I do think that the Gottsegen book is a far more useful manual, but do understand what you mean. The book is rather "simple" and direct. That is one of the reasons that it functions far better as a general painting manual. However, the first edition contained some info that I missed in the revised edition (for instance how to transform a tube of lead white oil paint into a proper lean lead white oil ground).
The very comprehensiveness of Mayer's The Artist's Handbook of Materials and Techniques is also one of its downfalls. Her wrote on everything is an extremely authoritative manner. Some was based on science and testing and other parts on his obvious biases. The truth is that the more you have very strong opinions on, without conclusive evidence, the more you are going to be proved wrong.
In some ways, especially as a recipe book, I actually prefer The Materials and Techniques of Painting by Kurt Welte to these volumes. It is also outdated, also very opinionated, and based on the author's general tone, I do not think that I would have cared for him as a teacher, but I find it the most useful of the three as a book of recipes and techniques.
As to the omission of the problems of zinc white and other contemporary issues, none of this was known when these three authors wrote, so it is unfair to criticize their omissions.
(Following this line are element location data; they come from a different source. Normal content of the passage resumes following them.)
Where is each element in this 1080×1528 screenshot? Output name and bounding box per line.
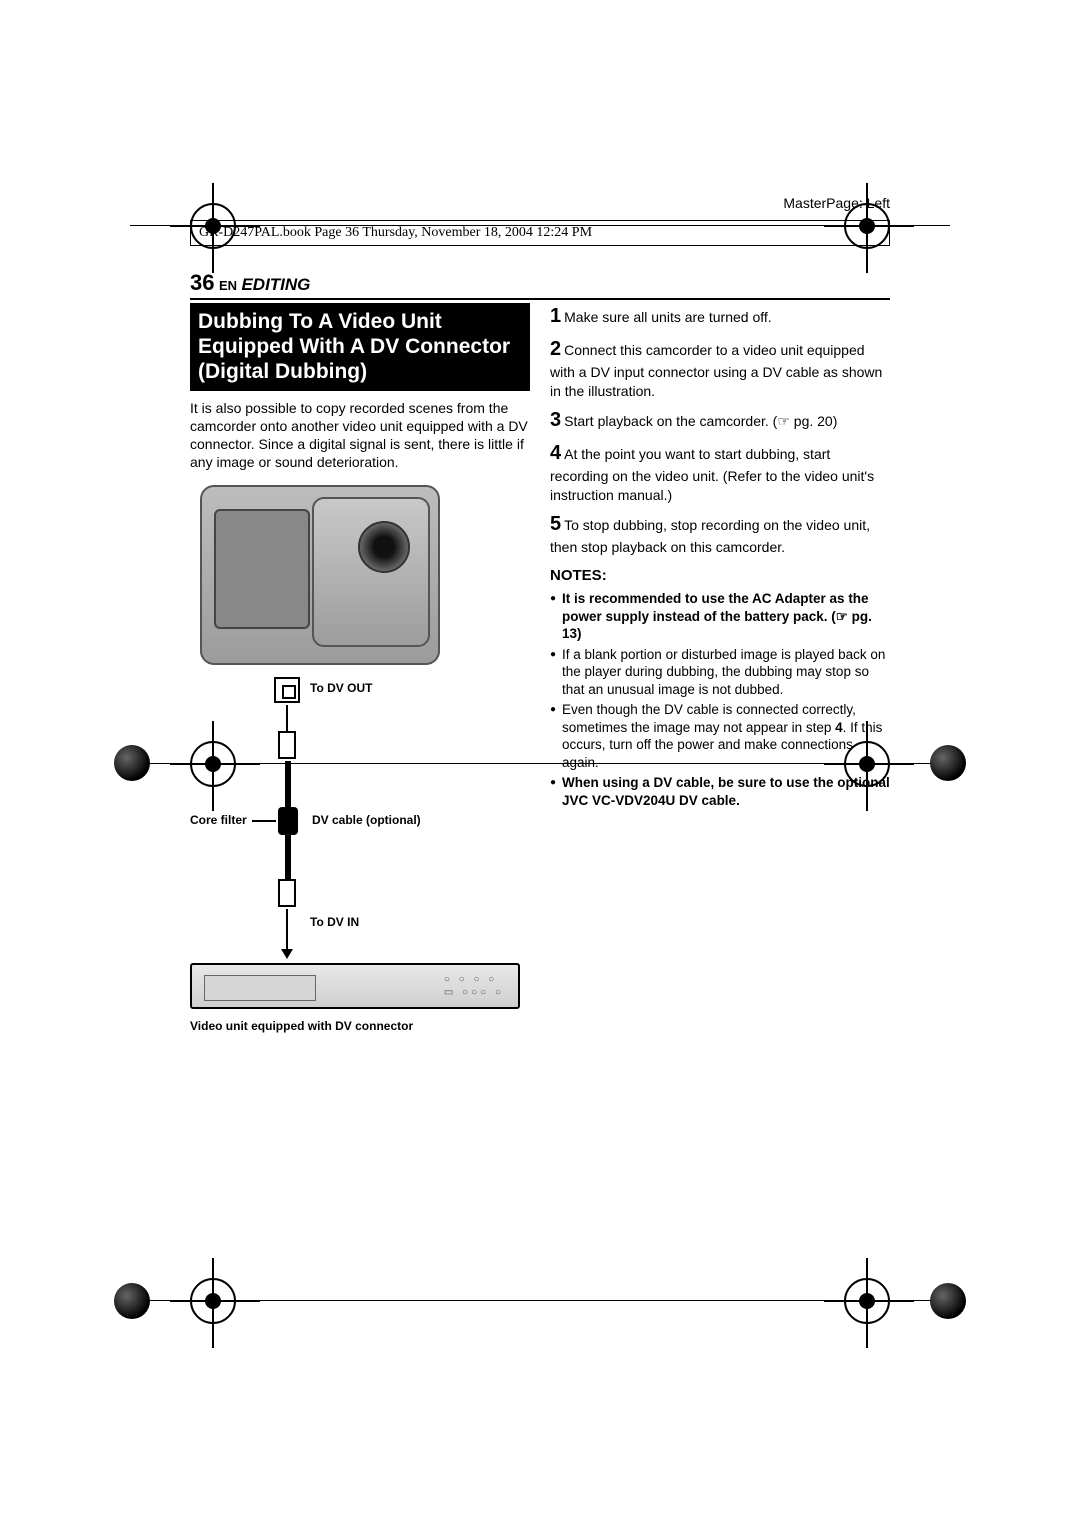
label-to-dv-in: To DV IN — [310, 915, 359, 931]
notes-header: NOTES — [550, 566, 890, 586]
connection-diagram: To DV OUT Core filter DV cable (optional… — [190, 485, 530, 1065]
page-header: 36 EN EDITING — [190, 270, 890, 300]
step-1-text: Make sure all units are turned off. — [564, 309, 772, 325]
label-to-dv-out: To DV OUT — [310, 681, 372, 697]
core-filter-icon — [278, 807, 298, 835]
reg-target-bot-left — [190, 1278, 236, 1324]
reg-dot-mid-right — [930, 745, 966, 781]
article-title: Dubbing To A Video Unit Equipped With A … — [190, 303, 530, 391]
reg-dot-bot-right — [930, 1283, 966, 1319]
step-2-text: Connect this camcorder to a video unit e… — [550, 342, 882, 399]
step-5-text: To stop dubbing, stop recording on the v… — [550, 517, 870, 555]
reg-target-bot-right — [844, 1278, 890, 1324]
step-3: 3Start playback on the camcorder. (☞ pg.… — [550, 407, 890, 434]
step-4-text: At the point you want to start dubbing, … — [550, 446, 874, 503]
step-5: 5To stop dubbing, stop recording on the … — [550, 511, 890, 557]
step-2: 2Connect this camcorder to a video unit … — [550, 336, 890, 401]
arrow-down-icon — [286, 909, 288, 957]
reg-dot-mid-left — [114, 745, 150, 781]
label-core-filter: Core filter — [190, 813, 247, 829]
note-2: If a blank portion or disturbed image is… — [550, 646, 890, 699]
book-info-box: GR-D247PAL.book Page 36 Thursday, Novemb… — [190, 220, 890, 246]
master-page-label: MasterPage: Left — [783, 195, 890, 211]
lang-label: EN — [219, 278, 237, 293]
intro-paragraph: It is also possible to copy recorded sce… — [190, 399, 530, 472]
label-dv-cable: DV cable (optional) — [312, 813, 421, 829]
notes-list: It is recommended to use the AC Adapter … — [550, 590, 890, 810]
step-3-text: Start playback on the camcorder. (☞ pg. … — [564, 413, 837, 429]
note-3: Even though the DV cable is connected co… — [550, 701, 890, 771]
page-number: 36 — [190, 270, 214, 295]
note-1: It is recommended to use the AC Adapter … — [550, 590, 890, 643]
left-column: Dubbing To A Video Unit Equipped With A … — [190, 303, 530, 1065]
step-1: 1Make sure all units are turned off. — [550, 303, 890, 330]
dv-plug-top-icon — [278, 731, 296, 759]
dv-out-port-icon — [274, 677, 300, 703]
step-4: 4At the point you want to start dubbing,… — [550, 440, 890, 505]
right-column: 1Make sure all units are turned off. 2Co… — [550, 303, 890, 1065]
label-video-unit: Video unit equipped with DV connector — [190, 1019, 413, 1035]
note-4: When using a DV cable, be sure to use th… — [550, 774, 890, 809]
dv-plug-bottom-icon — [278, 879, 296, 907]
reg-dot-bot-left — [114, 1283, 150, 1319]
section-name: EDITING — [241, 275, 310, 294]
video-unit-icon: ○ ○ ○ ○▭ ○○○ ○ — [190, 963, 520, 1009]
camcorder-icon — [200, 485, 440, 665]
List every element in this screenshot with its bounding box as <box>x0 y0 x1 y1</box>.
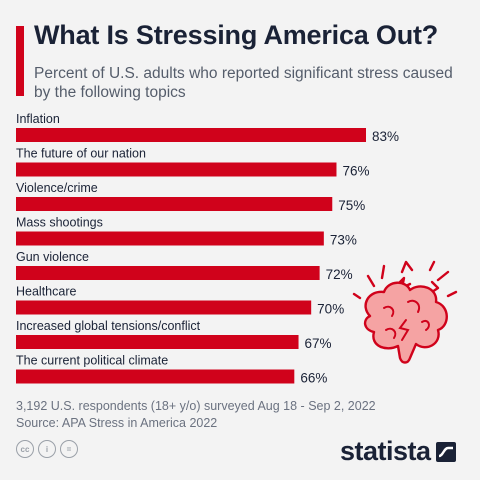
bar <box>16 300 312 315</box>
value-label: 83% <box>372 129 399 144</box>
no-derivatives-icon[interactable]: = <box>60 440 78 458</box>
bar <box>16 369 295 384</box>
attribution-icon[interactable]: i <box>38 440 56 458</box>
bar <box>16 197 333 211</box>
source-note: Source: APA Stress in America 2022 <box>16 416 218 430</box>
value-label: 67% <box>305 336 332 351</box>
bar-chart: Inflation 83% The future of our nation 76% V… <box>16 112 399 386</box>
chart-title: What Is Stressing America Out? <box>34 20 439 50</box>
category-label: Violence/crime <box>16 181 98 195</box>
brand-logo[interactable]: statista <box>340 436 456 467</box>
brand-name: statista <box>340 436 431 466</box>
chart-subtitle: Percent of U.S. adults who reported sign… <box>34 65 453 101</box>
value-label: 66% <box>300 371 327 386</box>
category-label: Gun violence <box>16 250 89 264</box>
stressed-brain-icon <box>352 260 458 364</box>
value-label: 75% <box>338 198 365 213</box>
category-label: Increased global tensions/conflict <box>16 319 201 333</box>
bar <box>16 162 337 177</box>
footnote: 3,192 U.S. respondents (18+ y/o) surveye… <box>16 398 376 432</box>
category-label: The current political climate <box>16 354 168 368</box>
statista-logo-icon <box>435 441 456 462</box>
bar <box>16 128 366 142</box>
value-label: 72% <box>326 267 353 282</box>
category-label: Inflation <box>16 112 60 126</box>
value-label: 76% <box>342 164 369 179</box>
value-label: 70% <box>317 302 344 317</box>
survey-note: 3,192 U.S. respondents (18+ y/o) surveye… <box>16 399 376 413</box>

Oh, I thought Mark was well aware of the problems with zinc.That would expain the ommision.Is my memory faulty, or was there much talk about zinc causing paint to become brittle at AMIEN before he died?Personally, I like the encylopedic nature of the Mayer book and find the index fairly easy to negotiate. I totally agree with what you said about trong opinions. I found them in both books, but I think it may be more difficult to discern opinion from fact in the Mayer book.Thanks Brian.Ron Francis.
People knew about the relative brittleness of zinc white oil paints for
quite a while. Most beleived that this small degree of brittleness was offset
by zinc white's more reactive nature in oil allowing for a much stronger paint film
than titanium alone. This is also why many in the industry added a small amount
of zinc white even to tubes solely labeled titanium white. It was the staple for tints. It is really very recent
that we have begun to understand the massive issues caused by zinc carboxylate
(soaps) formation and the speed at which these move through a paint film. Even
today, only the most forward thinking manufacturers have begun to reformulate
their paints based on this research.
All of these painting handbooks were written before the depth
of the zinc soap problem was understood. Of course, Mark's book was the most
recent and likely the subject would have been included in subsequent editions
if he had not passed away so young.
I'm not sure why but I presumed Mark's book (revised and expanded) was released after the Mecklenburg paper, but if my research is correct, it was published 6 years prior.Cheers.Ron Francis.